Okay...though a few of you who follow my saga (dear sweet ones that you are!) regularly know I am in the middle of IVF (and really, really, REALLY hoping it works!), I started this blog (a little over a year ago--February 9, 2008) as I was embarking on an adoption. For the record, still am on that trip, for what it is worth.
I went out yesterday with a good friend, who is pregnant with twin boys! We saw a cute movie, had a great meal, shopped a little...you know, just a nice afternoon. Somewhere between the drugs I am on, the absolutely ADORABLE baby things out there, the fact that one of my favorite baby stores, Right Start, is in Chapter 11 and realizing that I honestly, truly and wholeheartedly believed that by this point in my life, I would have had a little baby girl from Kyrgyzstan (or heck, at least a referral for one!), I lost it. I cried. I stood right there in front of the sweet little Sleep Sheep (a great deal at 30% off since they are in bankruptcy) and saw an adorable little organic onesie that said, "You are my sunshine," (a special little song for me and John) and cried. I cried for Emma. I thought of the room full of things that I have for a little girl named Emma that I will never know. (Even if an adoption comes through, we've decided to change her name, remember?) A big reason I decided to change her name (if we ever have a 'her') was because for whatever reason, the name Molly Jane kept screaming out to us...and John liked it a lot better. But another reason, I think, if I am honest, is that I just felt that it was not going to happen for us. And in that, I didn't want to keep missing Emma because I didn't (and still sadly don't) think she was ever going to be part of our life. I'm not really sure of how to explain it, but when I decided on a Molly in our life, I basically was saying goodbye to Emma.
And so, yesterday, standing there, I was mourning her. I missed her. I remembered the several things John and I have picked up over the course of the year in hopes of sharing them with her.
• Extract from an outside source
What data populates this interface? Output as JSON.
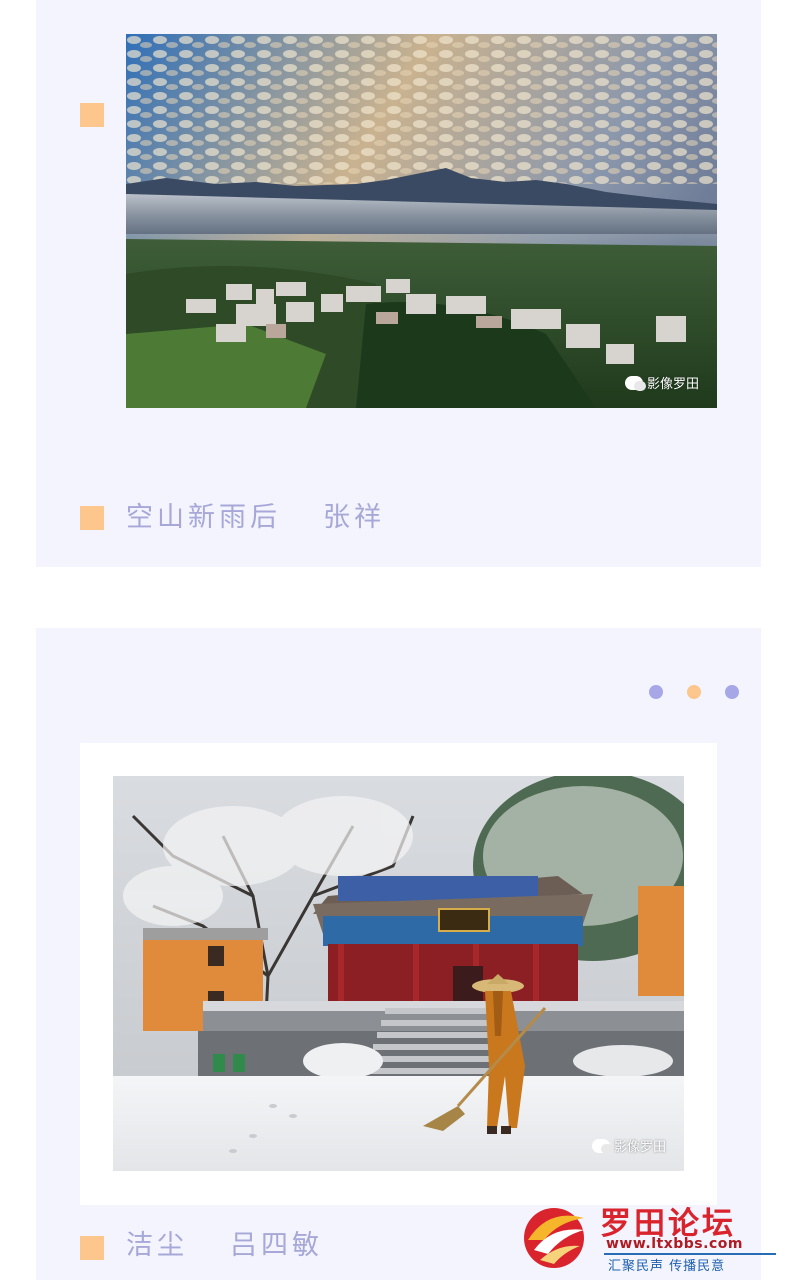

Mostly, I missed what could be...and in my mind, what SHOULD be. (Of course, in my mind, when I run the world, SO much will be different!) It was not fun, friends, not fun.
But worse, it made me think of the 60+, many of whom I have come to know and pray for, who have been grieving so much more for their children...as they have truly met, bonded and are in love with living, breathing children just waiting to be brought home. I thought about how much my heart hurt missing the idea of Emma Jane, while others I know of have such a deeper sense of loss right now...in that their children are STILL in limbo, and now it looks like they may be for at least ANOTHER month. If you are reading this, you probably read several others who are in this situation and know that JCICS is involved, UNICEF (don't get me started) is involved, the State Department is involved, shoot--Russia is practically involved! You know the situation is dire. I pray for your hearts to be led as God does to be active in what you feel can make a difference. I pray that the projects in play to impress upon those whose hearts need to be touched will be successful and fruitful. I pray that the hearts of those who are hurting so much as they miss their orphanage-bound children are given a calm that allows them to know all thinks work through God.
And I pray that the path we are on to build our family, though I may not be afforded understanding, is one that in the end, gives me peace.